Le Nobel de la paix récompense la lutte contre la faim
L'Académie suédoise a décerné cette année le Nobel de la paix au Programme alimentaire mondial (PAM) des Nations unies. Le prix lui est attribué pour "ses efforts de lutte contre la faim, sa contribution à l'amélioration des conditions de paix dans les zones touchées par les conflits". Si certains chroniqueurs y voient un bon choix, d'autres déplorent une décision frileuse.
Pourquoi pas les femmes du Bélarus ?
Der Tagesspiegel aurait souhaité une décision plus courageuse :
«Le comité aurait pu se servir de cette prestigieuse distinction pour attirer l'attention internationale sur une cause qui aurait besoin d'un soutien urgent. Le mouvement démocratique au Bélarus, par exemple. Ou les groupes favorables à la paix dans des conflits comme celui au Haut-Karabakh, qui vient de reprendre de plus belle, ou encore dans l'interminable guerre qui sévit au Yémen. Certes, en effectuant de tels choix, le jury aurait pris position dans des luttes hégémoniques actuelles. ... Mais récompenser par exemple les manifestants pacifiques à Minsk - notamment les femmes - leur aurait donné courage. Et aurait renforcé leur combat politique.»
Loin du courage de jadis
Le comité Nobel joue la carte de la sécurité, regrette lui aussi De Volkskrant :
«Il s'agit d'une décision que la Chine accueillera avec satisfaction. Pékin avait clairement fait savoir auparavant qu'elle aurait vivement récusé la potentielle remise d'un Nobel aux militants pro-démocratie à Hong Kong. ... Les prix les plus significatifs - dans un passé déjà lointain - avaient été décernés à des hommes d'Etat courageux, qui avaient osé mener une action audacieuse . ... Ou à des individus qui s'étaient opposés à des autocrates, comme le journaliste et pacifiste allemand Carl von Ossietzky en 1935. Le comité Nobel s'était alors attiré l'ire d'un dictateur, Adolf Hitler dans ce cas précis. Ce courage fait défaut aujourd'hui.»

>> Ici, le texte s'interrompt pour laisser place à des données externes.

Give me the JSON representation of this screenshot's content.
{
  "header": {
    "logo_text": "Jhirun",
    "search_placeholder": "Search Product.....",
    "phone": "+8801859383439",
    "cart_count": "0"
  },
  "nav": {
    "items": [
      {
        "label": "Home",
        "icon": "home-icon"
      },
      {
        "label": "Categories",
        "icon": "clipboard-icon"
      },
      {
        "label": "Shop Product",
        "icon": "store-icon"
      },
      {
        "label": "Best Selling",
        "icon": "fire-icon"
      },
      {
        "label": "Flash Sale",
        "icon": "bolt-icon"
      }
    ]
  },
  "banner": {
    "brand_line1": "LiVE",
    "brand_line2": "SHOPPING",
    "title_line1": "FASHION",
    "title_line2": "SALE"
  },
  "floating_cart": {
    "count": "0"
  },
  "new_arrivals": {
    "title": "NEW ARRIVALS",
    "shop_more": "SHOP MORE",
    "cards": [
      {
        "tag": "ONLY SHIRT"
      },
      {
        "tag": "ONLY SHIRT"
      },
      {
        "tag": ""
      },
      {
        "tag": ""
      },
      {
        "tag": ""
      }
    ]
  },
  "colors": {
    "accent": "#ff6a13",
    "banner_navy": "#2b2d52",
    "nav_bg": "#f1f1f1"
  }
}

Un prix pour les employés, pas pour les bailleurs de fonds
Les Etats membres de l'ONU n'ont certainement pas mérité le prix, estime Népszava :
«Le Programme alimentaire mondial est une organisation des Nations unies ; en théorie, le comité Nobel a donc récompensé par ce prix l'action commune de l'ensemble des Etats membres de l'ONU. Si cela devait vraiment être le cas, alors le Nobel n'aurait jamais distingué quelqu'un qui l'a aussi peu mérité. Mais il existe aussi une autre interprétation, plus restreinte, à savoir que c'est la direction [du PAM] ou encore ses 17 000 collaborateurs qui ont été récompensés. Ces personnes tentent de sauver des vies dans des situation souvent désespérées, persévèrent de manière héroïque sur place et ne relâchent pas la pression sur les gouvernements insensibles.»
Un choix raisonnable
Neatkarīgā évoque l'impact de la pandémie de coronavirus sur l'attribution du prix :
«Si le Nobel de la paix avait été décerné au début de l'année, Greta l'aurait décroché sans avoir aucune concurrence. Mais la pandémie a changé la donne. ... Il aurait été exagéré d'attribuer le prix à l'OMS - difficile en effet de justifier qu'on décerne une telle distinction à une organisation qui n'a certainement pas fait tout ce qu'elle aurait dû faire pour circonscrire l'épidémie au début. ... De ce point de vue, l'attribution du Nobel au PAM est certes une mesure raisonnable. Mais le fait que le prix ait été décerné à une organisation qui ne s'est pas distinguée par une action extraordinaire, cela n'a rien de très positif non plus. Les peuples de la planète sont-ils heureux au point que plus personne ne songe à la paix ?»
Il faut que les financements suivent
Le PAM a mérité la distinction, mais encore faut-il que les gouvernements nationaux jouent le jeu, rappelle Tageblatt :
«Pour mener à bien leurs missions, le World Food Programme, au même titre notamment que le Haut Commissariat des Nations Unies pour les Réfugiés (HCR), sont tributaires des contributions des gouvernements. Des donateurs fiables sont indispensables à une planification des projets s'inscrivant sur le long terme, par exemple dans les camps de réfugiés. Ce qui nous ramène au thème de l''aide sur place' si souvent évoquée. ... Alors que le nombre de Syriens fuyant leur pays était en hausse, beaucoup de pays donateurs ont réduit leur contribution. ... L'aide sur place s'est ainsi trouvée supplantée par l'urgence sur place - une situation qui a poussé beaucoup de réfugiés à tenter de rejoindre l'Europe. Quand on vante l'aide sur place comme solution numéro un dans les questions migratoires, il faut aussi être prêt à en payer le prix.»